Business leaders argue that American employees' antiunion attitudes account for the decline in union membership, which peaked at 35 percent in the 1950s. In fact, a December 2006 poll found that 58 percent of nonmanagerial workers would join a union if they could. But they won't vote for a union, much less participate openly in an organizing drive, if they fear losing their jobs for doing so.

And there's the rub. Americans have far fewer rights at work than employees in other democratic societies. Current federal laws impede union-organizing rather than protecting workers' rights. Elections held under current National Labor Relations Board rules are bureaucratic, inefficient and put workers and their unions at a disadvantage.

According to professor Kate Bronfenbrenner of Cornell University, one-quarter of all employers illegally fire at least one employee during union-organizing campaigns. In 2005, more than 31,000 workers were illegally disciplined or fired for union activity, according to the NLRB. Some workers get reinstated years later, after exhaustive court battles. Indeed, penalties for violations are so minimal that most employers treat them as a minor cost of doing business.

Big business spends hundreds of millions of dollars a year to hire antiunion consultants who use elaborate strategies to keep unions out. Employers in the United States can require workers to attend meetings on work time where company managers and consultants give antiunion speeches, show antiunion films and distribute antiunion literature. Unions have no equivalent rights of access to employees. To reach them, organizers must visit their homes or hold secret meetings. This is hardly workplace democracy.

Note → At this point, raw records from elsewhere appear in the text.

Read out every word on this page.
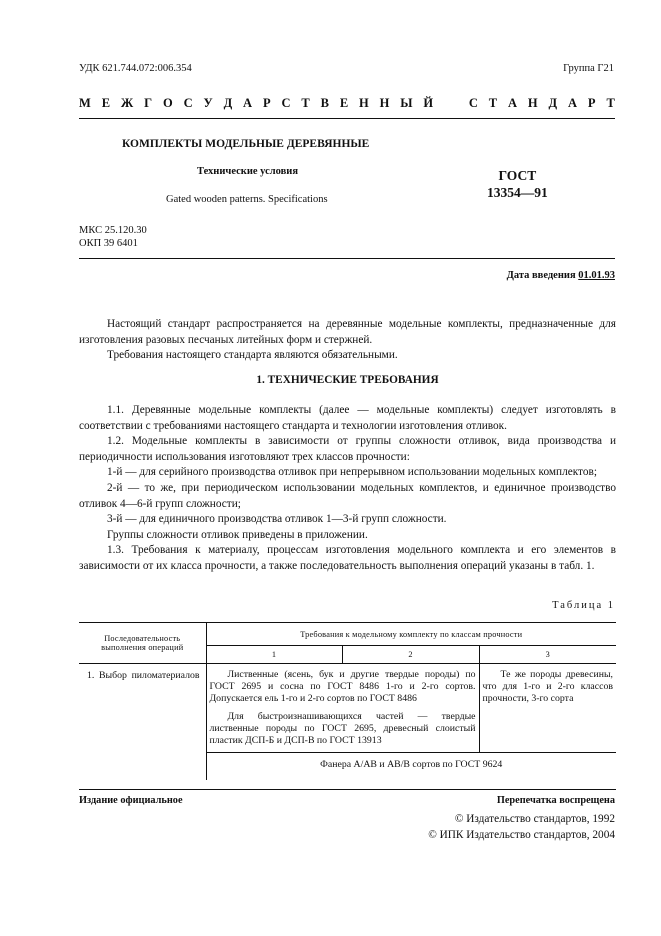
УДК 621.744.072:006.354	Группа Г21
М Е Ж Г О С У Д А Р С Т В Е Н Н Ы Й
	С Т А Н Д А Р Т
КОМПЛЕКТЫ МОДЕЛЬНЫЕ ДЕРЕВЯННЫЕ
Технические условия
Gated wooden patterns. Specifications
ГОСТ
13354—91
МКС 25.120.30
ОКП 39 6401
Дата введения 01.01.93

Настоящий стандарт распространяется на деревянные модельные комплекты, предназначенные для изготовления разовых песчаных литейных форм и стержней.

Требования настоящего стандарта являются обязательными.

1. ТЕХНИЧЕСКИЕ ТРЕБОВАНИЯ

1.1. Деревянные модельные комплекты (далее — модельные комплекты) следует изготовлять в соответствии с требованиями настоящего стандарта и технологии изготовления отливок.

1.2. Модельные комплекты в зависимости от группы сложности отливок, вида производства и периодичности использования изготовляют трех классов прочности:

1-й — для серийного производства отливок при непрерывном использовании модельных комплектов;

2-й — то же, при периодическом использовании модельных комплектов, и единичное производство отливок 4—6-й групп сложности;

3-й — для единичного производства отливок 1—3-й групп сложности.

Группы сложности отливок приведены в приложении.

1.3. Требования к материалу, процессам изготовления модельного комплекта и его элементов в зависимости от их класса прочности, а также последовательность выполнения операций указаны в табл. 1.

Таблица 1
Последовательность выполнения операций	Требования к модельному комплекту по классам прочности		
	1	2	3

1. Выбор пиломатериалов	Лиственные (ясень, бук и другие твердые породы) по ГОСТ 2695 и сосна по ГОСТ 8486 1-го и 2-го сортов. Допускается ель 1-го и 2-го сортов по ГОСТ 8486

Для быстроизнашивающихся частей — твердые лиственные породы по ГОСТ 2695, древесный слоистый пластик ДСП-Б и ДСП-В по ГОСТ 13913		Те же породы древесины, что для 1-го и 2-го классов прочности, 3-го сорта

	Фанера А/АВ и АВ/В сортов по ГОСТ 9624		
Издание официальное	Перепечатка воспрещена
© Издательство стандартов, 1992
© ИПК Издательство стандартов, 2004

The next battle in the struggle for workers' rights is the Employee Free Choice Act (EFCA), the most important pro-worker legislation since the original National Labor Relations Act was passed in 1935. The EFCA would allow employees to form unions by simply signing a card stating that they desire union representation. If a majority of employees in a workplace sign a card, the company would be obligated to bargain with the union the employees choose. The law also would increase penalties for companies that violate worker rights and provide for mediation and arbitration for first contract disputes - a key provision, since employers often drag out negotiations to wear down a new union.

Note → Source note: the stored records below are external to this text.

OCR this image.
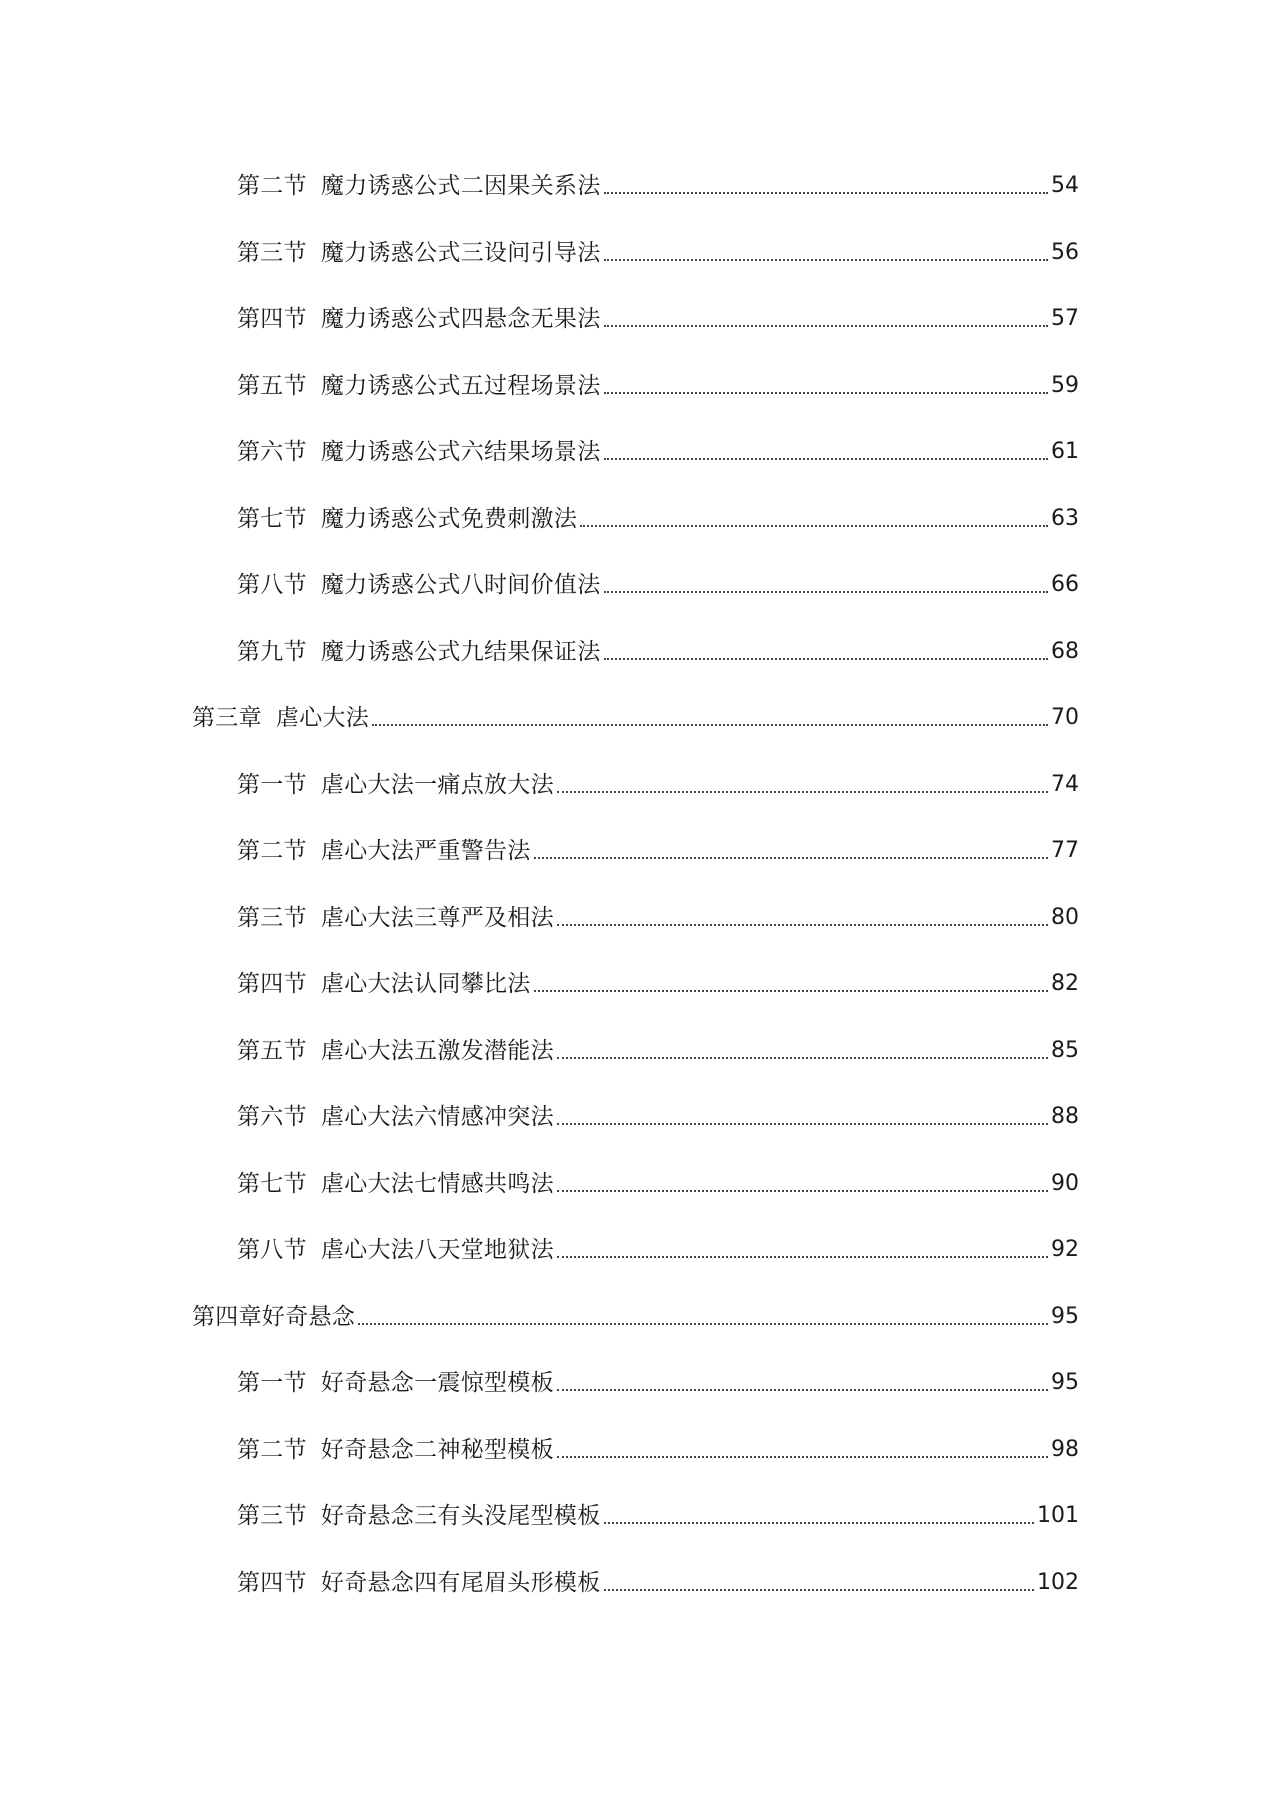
第二节 魔力诱惑公式二因果关系法	54
第三节 魔力诱惑公式三设问引导法	56
第四节 魔力诱惑公式四悬念无果法	57
第五节 魔力诱惑公式五过程场景法	59
第六节 魔力诱惑公式六结果场景法	61
第七节 魔力诱惑公式免费刺激法	63
第八节 魔力诱惑公式八时间价值法	66
第九节 魔力诱惑公式九结果保证法	68
第三章 虐心大法	70
第一节 虐心大法一痛点放大法	74
第二节 虐心大法严重警告法	77
第三节 虐心大法三尊严及相法	80
第四节 虐心大法认同攀比法	82
第五节 虐心大法五激发潜能法	85
第六节 虐心大法六情感冲突法	88
第七节 虐心大法七情感共鸣法	90
第八节 虐心大法八天堂地狱法	92
第四章好奇悬念	95
第一节 好奇悬念一震惊型模板	95
第二节 好奇悬念二神秘型模板	98
第三节 好奇悬念三有头没尾型模板	101
第四节 好奇悬念四有尾眉头形模板	102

On March 1, the House of Representatives approved the EFCA by a 241-185 vote. In June, 51 senators - all but one of the 51 Democrats (Tim Johnson of South Dakota did not vote), plus one Republican (Arlen Specter of Pennsylvania) - voted in favor of EFCA, but it wasn't enough to end the Republican filibuster.

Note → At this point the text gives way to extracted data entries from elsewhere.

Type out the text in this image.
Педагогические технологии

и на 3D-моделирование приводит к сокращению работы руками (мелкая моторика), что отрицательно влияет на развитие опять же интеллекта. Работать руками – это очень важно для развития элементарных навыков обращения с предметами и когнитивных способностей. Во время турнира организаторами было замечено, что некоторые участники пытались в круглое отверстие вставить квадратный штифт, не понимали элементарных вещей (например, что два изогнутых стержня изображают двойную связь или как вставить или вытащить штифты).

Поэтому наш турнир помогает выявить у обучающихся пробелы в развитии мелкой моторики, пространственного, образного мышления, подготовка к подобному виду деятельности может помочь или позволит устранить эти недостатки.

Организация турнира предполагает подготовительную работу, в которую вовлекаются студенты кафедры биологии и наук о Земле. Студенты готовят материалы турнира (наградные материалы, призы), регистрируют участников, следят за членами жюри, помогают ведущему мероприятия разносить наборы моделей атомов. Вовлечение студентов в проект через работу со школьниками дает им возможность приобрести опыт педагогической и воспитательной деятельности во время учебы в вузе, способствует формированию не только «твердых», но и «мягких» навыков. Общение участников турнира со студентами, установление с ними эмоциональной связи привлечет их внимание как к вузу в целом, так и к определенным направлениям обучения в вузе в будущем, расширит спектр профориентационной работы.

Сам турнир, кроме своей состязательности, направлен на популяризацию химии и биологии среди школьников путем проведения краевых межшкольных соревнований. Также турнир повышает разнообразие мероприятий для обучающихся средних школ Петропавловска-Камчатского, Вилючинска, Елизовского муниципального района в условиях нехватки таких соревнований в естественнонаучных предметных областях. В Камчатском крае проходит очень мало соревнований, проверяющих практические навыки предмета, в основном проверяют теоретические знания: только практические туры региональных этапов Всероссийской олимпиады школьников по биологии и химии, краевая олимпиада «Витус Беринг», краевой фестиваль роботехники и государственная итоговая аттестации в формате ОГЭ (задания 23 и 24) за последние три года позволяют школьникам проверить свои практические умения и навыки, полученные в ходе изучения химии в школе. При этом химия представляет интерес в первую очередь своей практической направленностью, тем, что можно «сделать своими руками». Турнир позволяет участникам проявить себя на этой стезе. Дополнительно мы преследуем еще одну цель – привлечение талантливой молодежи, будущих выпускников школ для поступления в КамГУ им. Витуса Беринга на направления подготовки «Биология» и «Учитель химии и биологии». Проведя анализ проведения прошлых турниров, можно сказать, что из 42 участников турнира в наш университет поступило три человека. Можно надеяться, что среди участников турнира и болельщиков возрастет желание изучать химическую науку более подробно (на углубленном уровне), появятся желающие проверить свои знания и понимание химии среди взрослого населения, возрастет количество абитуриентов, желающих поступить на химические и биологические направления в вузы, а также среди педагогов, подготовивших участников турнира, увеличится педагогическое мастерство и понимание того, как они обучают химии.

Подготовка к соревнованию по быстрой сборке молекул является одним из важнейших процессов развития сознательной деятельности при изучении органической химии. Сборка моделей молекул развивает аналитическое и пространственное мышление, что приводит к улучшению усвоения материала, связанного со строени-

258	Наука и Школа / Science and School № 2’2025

Business leaders and their allies in Congress understand that a resuscitated labor movement would be an effective counterweight to their political influence. That is why they are on the warpath against the EFCA. President Bush has pledged to veto the bill if it reaches his desk.

The labor movement is likely to make support for the EFCA a litmus test for targeting its endorsement, money, and ground troops to candidates running for House and Senate in 2008, particularly those in swing districts and states, where Republican incumbents are vulnerable.

It's do-or-die time for the American labor movement. In the next decade or two, unions will either make a comeback or become marginal players in American society and politics. If labor stumbles toward irrelevance, our society will become nastier, more unequal and individualistic than it already is. It's not a happy prospect - but one worth pondering on this Labor Day.